Apple Watch : l'impression 3D aluminium, la prochaine révolution invisible

Apple a beau vendre des écrans plus lumineux et des capteurs santé plus précis, la prochaine vraie rupture pourrait se jouer loin des keynotes : dans la façon de fabriquer le boîtier.

Selon un récent rapport, Apple explore l’idée de produire des pièces en aluminium via des procédés proches de l’impression 3D industrielle (additive manufacturing) pour de futures Apple Watch — avec, en ligne de mire, moins de matière gaspillée, plus de flexibilité de design et un bilan carbone plus défendable.

Aujourd’hui, une grande partie des boîtiers en métal repose sur des procédés soustractifs : on part d’un bloc et on enlève de la matière jusqu’à obtenir la forme finale. L’approche testée par Apple serait l’inverse : construire la pièce progressivement, au plus près de sa géométrie finale, puis finir/rectifier.

Bloomberg indique que l’équipe « manufacturing design » d’Apple, avec les opérations, travaille sur des méthodes permettant d’imprimer en 3D de l’aluminium, et que l’Apple Watch pourrait être le premier terrain d’industrialisation.

Pourquoi l’Apple Watch est le candidat parfait ?

La montre cumule trois avantages pour ce type de transition :

  • Volumes énormes (donc gros gains si l’on économise quelques grammes par unité).
  • Pièce structurelle critique (durabilité, étanchéité, intégrité RF).
  • Design très itératif (Apple adore optimiser sur des cycles successifs).

Et, Apple n’arrive pas vierge sur le sujet : la marque a déjà officialisé une bascule vers des boîtiers en titane imprimés en 3D (à partir de poudre de titane recyclée), en expliquant que cela réduit la quantité de matière brute nécessaire et s’inscrit dans sa trajectoire Apple 2030.
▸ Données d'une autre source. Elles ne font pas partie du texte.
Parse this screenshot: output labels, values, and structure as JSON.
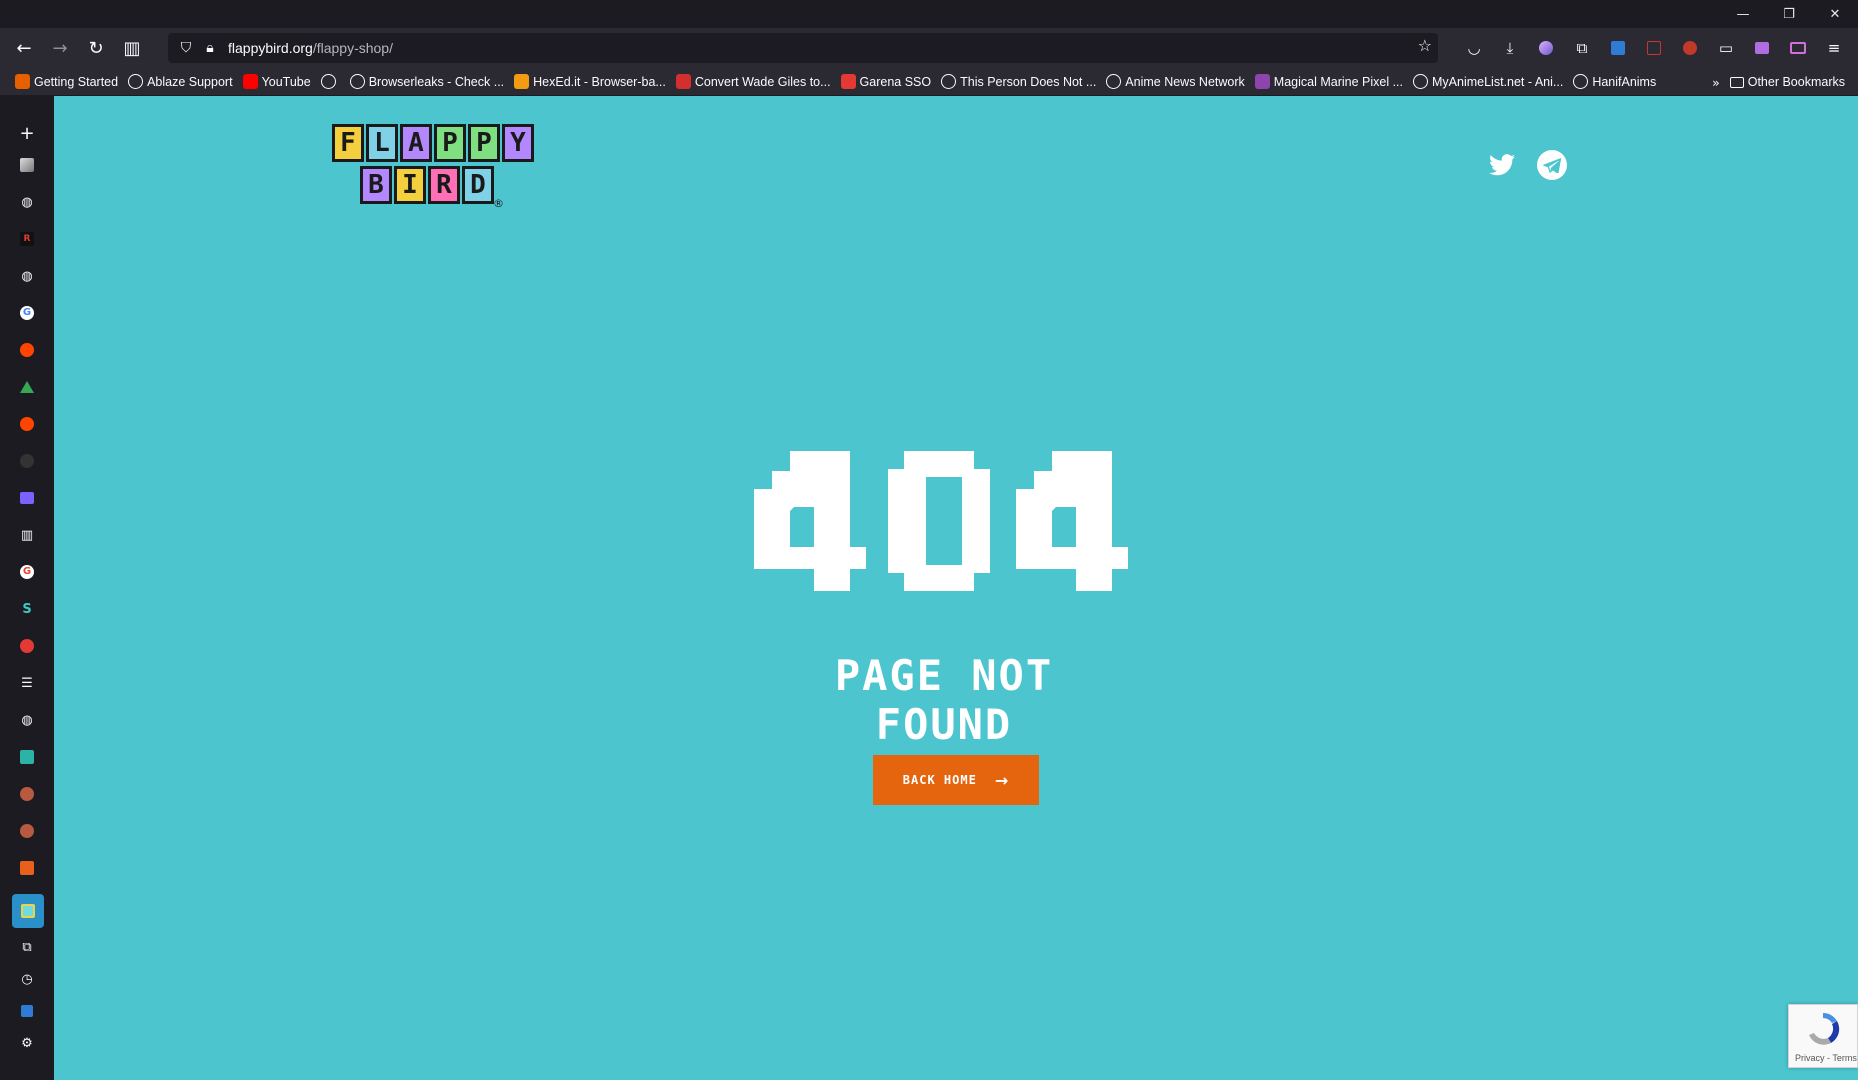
{
  "window": {
    "minimize": "—",
    "restore": "❐",
    "close": "✕"
  },
  "nav": {
    "url_domain": "flappybird.org",
    "url_path": "/flappy-shop/"
  },
  "bookmarks": [
    {
      "label": "Getting Started",
      "icon": "firefox-icon",
      "color": "#e66000"
    },
    {
      "label": "Ablaze Support",
      "icon": "globe-icon",
      "color": ""
    },
    {
      "label": "YouTube",
      "icon": "youtube-icon",
      "color": "#ff0000"
    },
    {
      "label": "",
      "icon": "globe-icon",
      "color": ""
    },
    {
      "label": "Browserleaks - Check ...",
      "icon": "globe-icon",
      "color": ""
    },
    {
      "label": "HexEd.it - Browser-ba...",
      "icon": "hexed-icon",
      "color": "#f39c12"
    },
    {
      "label": "Convert Wade Giles to...",
      "icon": "convert-icon",
      "color": "#d32f2f"
    },
    {
      "label": "Garena SSO",
      "icon": "garena-icon",
      "color": "#e53935"
    },
    {
      "label": "This Person Does Not ...",
      "icon": "globe-icon",
      "color": ""
    },
    {
      "label": "Anime News Network",
      "icon": "globe-icon",
      "color": ""
    },
    {
      "label": "Magical Marine Pixel ...",
      "icon": "pixel-icon",
      "color": "#8e44ad"
    },
    {
      "label": "MyAnimeList.net - Ani...",
      "icon": "globe-icon",
      "color": ""
    },
    {
      "label": "HanifAnims",
      "icon": "globe-icon",
      "color": ""
    }
  ],
  "bookmarks_other": "Other Bookmarks",
  "page": {
    "logo_top": [
      "F",
      "L",
      "A",
      "P",
      "P",
      "Y"
    ],
    "logo_bottom": [
      "B",
      "I",
      "R",
      "D"
    ],
    "logo_reg": "®",
    "code": "404",
    "title": "PAGE NOT FOUND",
    "button": "BACK HOME",
    "recaptcha_terms": "Privacy - Terms"
  }
}
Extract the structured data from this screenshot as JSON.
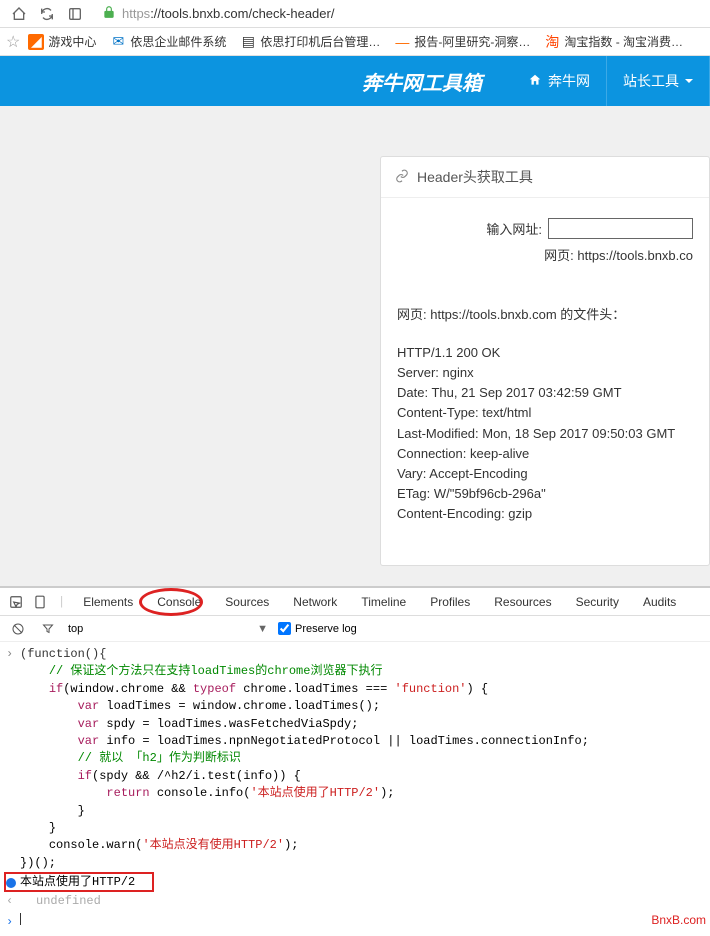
{
  "browser": {
    "url_proto": "https",
    "url_rest": "://tools.bnxb.com/check-header/"
  },
  "bookmarks": [
    {
      "label": "游戏中心",
      "icon": "uc"
    },
    {
      "label": "依思企业邮件系统",
      "icon": "outlook"
    },
    {
      "label": "依思打印机后台管理…",
      "icon": "page"
    },
    {
      "label": "报告-阿里研究-洞察…",
      "icon": "ali"
    },
    {
      "label": "淘宝指数 - 淘宝消费…",
      "icon": "tb"
    }
  ],
  "header": {
    "brand": "奔牛网工具箱",
    "home": "奔牛网",
    "tools": "站长工具"
  },
  "panel": {
    "title": "Header头获取工具",
    "input_label": "输入网址:",
    "sub_prefix": "网页: ",
    "sub_url": "https://tools.bnxb.co",
    "result_title": "网页: https://tools.bnxb.com 的文件头：",
    "headers": [
      "HTTP/1.1 200 OK",
      "Server: nginx",
      "Date: Thu, 21 Sep 2017 03:42:59 GMT",
      "Content-Type: text/html",
      "Last-Modified: Mon, 18 Sep 2017 09:50:03 GMT",
      "Connection: keep-alive",
      "Vary: Accept-Encoding",
      "ETag: W/\"59bf96cb-296a\"",
      "Content-Encoding: gzip"
    ]
  },
  "devtools": {
    "tabs": [
      "Elements",
      "Console",
      "Sources",
      "Network",
      "Timeline",
      "Profiles",
      "Resources",
      "Security",
      "Audits"
    ],
    "filter_context": "top",
    "preserve_log": "Preserve log",
    "info_msg": "本站点使用了HTTP/2",
    "undef": "undefined"
  },
  "code": {
    "l1": "(function(){",
    "l2a": "// 保证这个方法只在支持",
    "l2b": "loadTimes",
    "l2c": "的",
    "l2d": "chrome",
    "l2e": "浏览器下执行",
    "l3a": "if",
    "l3b": "(window.chrome && ",
    "l3c": "typeof",
    "l3d": " chrome.loadTimes === ",
    "l3e": "'function'",
    "l3f": ") {",
    "l4a": "var",
    "l4b": " loadTimes = window.chrome.loadTimes();",
    "l5a": "var",
    "l5b": " spdy = loadTimes.wasFetchedViaSpdy;",
    "l6a": "var",
    "l6b": " info = loadTimes.npnNegotiatedProtocol || loadTimes.connectionInfo;",
    "l7": "// 就以 「h2」作为判断标识",
    "l8a": "if",
    "l8b": "(spdy && /^h2/i.test(info)) {",
    "l9a": "return",
    "l9b": " console.info(",
    "l9c": "'本站点使用了HTTP/2'",
    "l9d": ");",
    "l10": "}",
    "l11": "}",
    "l12a": "console.warn(",
    "l12b": "'本站点没有使用HTTP/2'",
    "l12c": ");",
    "l13": "})();"
  },
  "watermark": "BnxB.com"
}
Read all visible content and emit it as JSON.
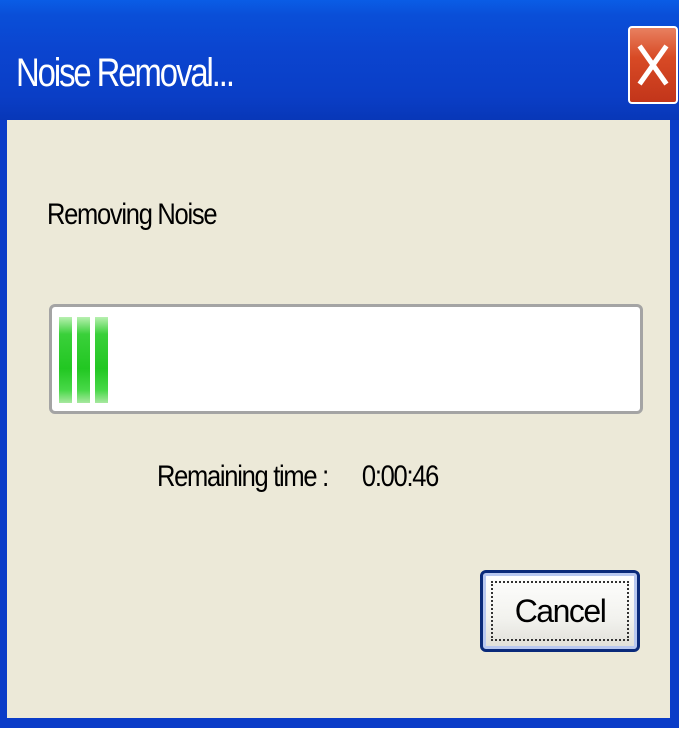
{
  "window": {
    "title": "Noise Removal...",
    "close_icon": "close-x-icon"
  },
  "dialog": {
    "status_label": "Removing Noise",
    "progress": {
      "segments_filled": 3,
      "fraction": 0.08,
      "color": "#22c722"
    },
    "remaining_time_label": "Remaining time :",
    "remaining_time_value": "0:00:46",
    "cancel_label": "Cancel"
  },
  "colors": {
    "titlebar": "#0a4fd8",
    "close_button": "#d84a25",
    "dialog_background": "#ece9d8"
  }
}
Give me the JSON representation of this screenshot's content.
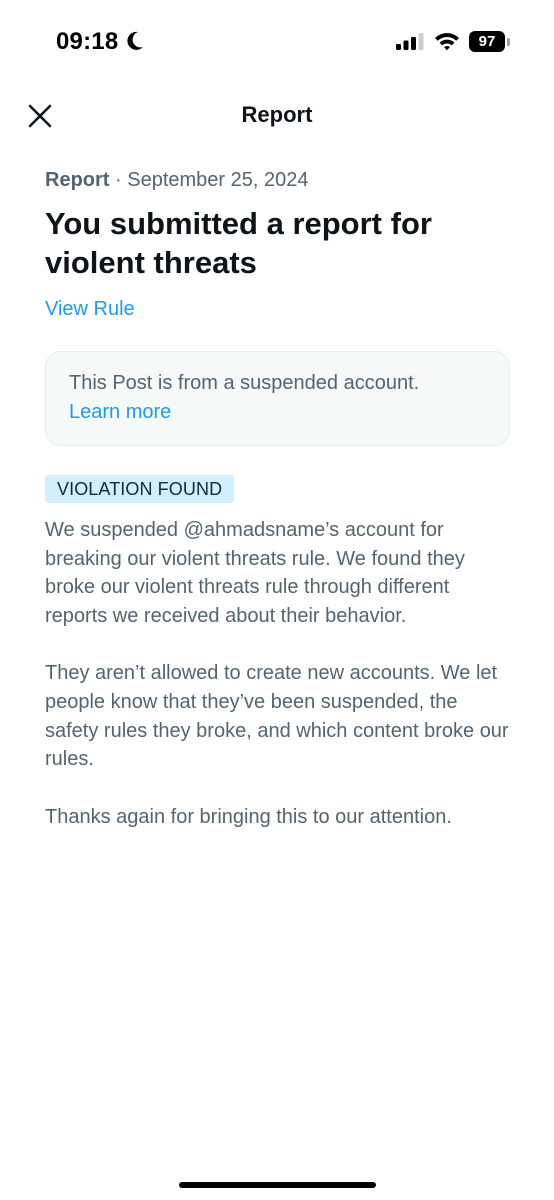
{
  "status_bar": {
    "time": "09:18",
    "battery": "97"
  },
  "nav": {
    "title": "Report"
  },
  "report": {
    "meta_label": "Report",
    "meta_separator": " · ",
    "meta_date": "September 25, 2024",
    "headline": "You submitted a report for violent threats",
    "view_rule": "View Rule"
  },
  "notice": {
    "text": "This Post is from a suspended account.",
    "link": "Learn more"
  },
  "violation": {
    "badge": "VIOLATION FOUND",
    "paragraphs": [
      "We suspended @ahmadsname’s account for breaking our violent threats rule. We found they broke our violent threats rule through different reports we received about their behavior.",
      "They aren’t allowed to create new accounts. We let people know that they’ve been suspended, the safety rules they broke, and which content broke our rules.",
      "Thanks again for bringing this to our attention."
    ]
  },
  "colors": {
    "accent": "#1d9bf0",
    "secondary_text": "#536471",
    "badge_bg": "#d3eefc"
  }
}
Ce que l’impression 3D peut apporter au-delà de l’écologie

Le discours « durabilité » est évident, mais l’intérêt technique est tout aussi fort :

  • Moins de déchet matière : l’additif permet d’éviter de transformer un bloc en copeaux.
  • Géométries internes plus complexes : structures alvéolaires, textures internes, interfaces plus « intelligentes » entre matériaux, potentiellement utiles pour l’étanchéité ou certaines zones radio.
  • Efficacité industrielle : si Apple maîtrise le process, elle peut réduire certaines étapes lourdes (forge, usinage intensif, reprises), et donc gagner en cadence ou en coût à long terme.

Là où le titane « Ultra » a pu servir de vitrine, l’aluminium vise le mainstream — donc des volumes plus massifs, des tolérances esthétiques strictes, et une exigence de régularité extrême (colorimétrie, finition, anodisation, résistance aux chocs).

En clair : industrialiser l’aluminium additif est probablement plus difficile que de réussir une série premium en titane. Bloomberg laisse d’ailleurs entendre qu’Apple est encore dans une phase d’exploration/montée en puissance, pas dans une annonce de produit imminente.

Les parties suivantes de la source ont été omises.